The Eximus DP1 is deliberately small, very beautiful and musically correct for music lovers. As soon as you hear the first note, you will easily identify the natural musicality of the DP1.
The music is simply there – no more, no less.
Now all you have to do is forget the equipment and enjoy!
In Stock
Posted by Paul Coster on 05/06/2012
The Eximus DP1 has around 60 hours listening time on it now. Not a great deal for a month and that is entirely due to other pressures on my time available for listening for I am happy to report a real improvement to my system. The first change is the ability of the Eximus to recover detail and to keep the separate instruments and voices apart, but this is only its second strongest feature compared with its rivals at this price (and some that are far more expensive)
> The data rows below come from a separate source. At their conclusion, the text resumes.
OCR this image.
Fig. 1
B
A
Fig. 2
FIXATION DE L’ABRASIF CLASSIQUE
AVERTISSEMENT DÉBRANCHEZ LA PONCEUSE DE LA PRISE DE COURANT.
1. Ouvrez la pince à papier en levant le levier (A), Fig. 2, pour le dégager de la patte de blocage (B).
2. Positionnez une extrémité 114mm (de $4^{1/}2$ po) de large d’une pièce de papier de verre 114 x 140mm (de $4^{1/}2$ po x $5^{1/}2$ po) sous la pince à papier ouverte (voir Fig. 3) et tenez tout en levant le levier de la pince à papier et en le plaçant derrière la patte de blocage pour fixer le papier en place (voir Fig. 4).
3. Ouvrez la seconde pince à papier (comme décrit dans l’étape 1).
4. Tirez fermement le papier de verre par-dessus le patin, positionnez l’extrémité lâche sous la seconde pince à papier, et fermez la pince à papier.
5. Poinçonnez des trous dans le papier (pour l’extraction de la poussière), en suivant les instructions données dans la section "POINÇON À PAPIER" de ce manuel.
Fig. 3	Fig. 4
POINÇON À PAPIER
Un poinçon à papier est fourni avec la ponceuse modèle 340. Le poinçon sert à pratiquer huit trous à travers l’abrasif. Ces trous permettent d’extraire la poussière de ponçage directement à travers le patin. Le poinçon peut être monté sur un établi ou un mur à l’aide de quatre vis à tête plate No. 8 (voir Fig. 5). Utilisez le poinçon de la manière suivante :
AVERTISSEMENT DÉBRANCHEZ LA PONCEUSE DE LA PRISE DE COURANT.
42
The trump card is the authentic reproduction of the sounds of those instruments which really has you convinced that they are in the listening room. Tone and timbre are accurate and convincing when compared to the real thing and the natural speed and timing of the notes or percussion leaves me wondering why other dacs are unable to be so faithful. Notes emerge from the speakers as originally sung or played or struck, be it as the evolution of the gentlest of sighs or the fastest explosion of notes from a virtuosic performance. The DP1 is just so musical in its presentation, and if there were more hours in the day I would happily spend them listening to more of my music.
It sounds superb on both computer audio replay and as an external dac to my Oppo BDP83SE, which is no slouch with its ESS Sabre dac chips. It is less harsh than the Oppo playing through its own stereo circuit and just as detailed. I would also acknowledge the contribution made by new interconnect and speaker cables from Chris Sommovigo’s excellent Black Cat range, which are slightly more run-in than the Eximus together with excellent support and vibration draining from Stillpoint.
My conclusion is that I am hearing digital music with less error from the equipment than I have ever heard before. It makes you realise that both standard CD resolution and higher 24bit resolution music has far more to offer than has been acknowledged in the past 20 years.
All this and I have not yet tried the Eximus as a pre-amp for my record deck or as a headphone amp. I will not be surprised when April Music start to pick up critical praise in Europe for the DP1. No doubt you will see me again once you have stock of the matching S1 amp. Please let me know when that becomes available here.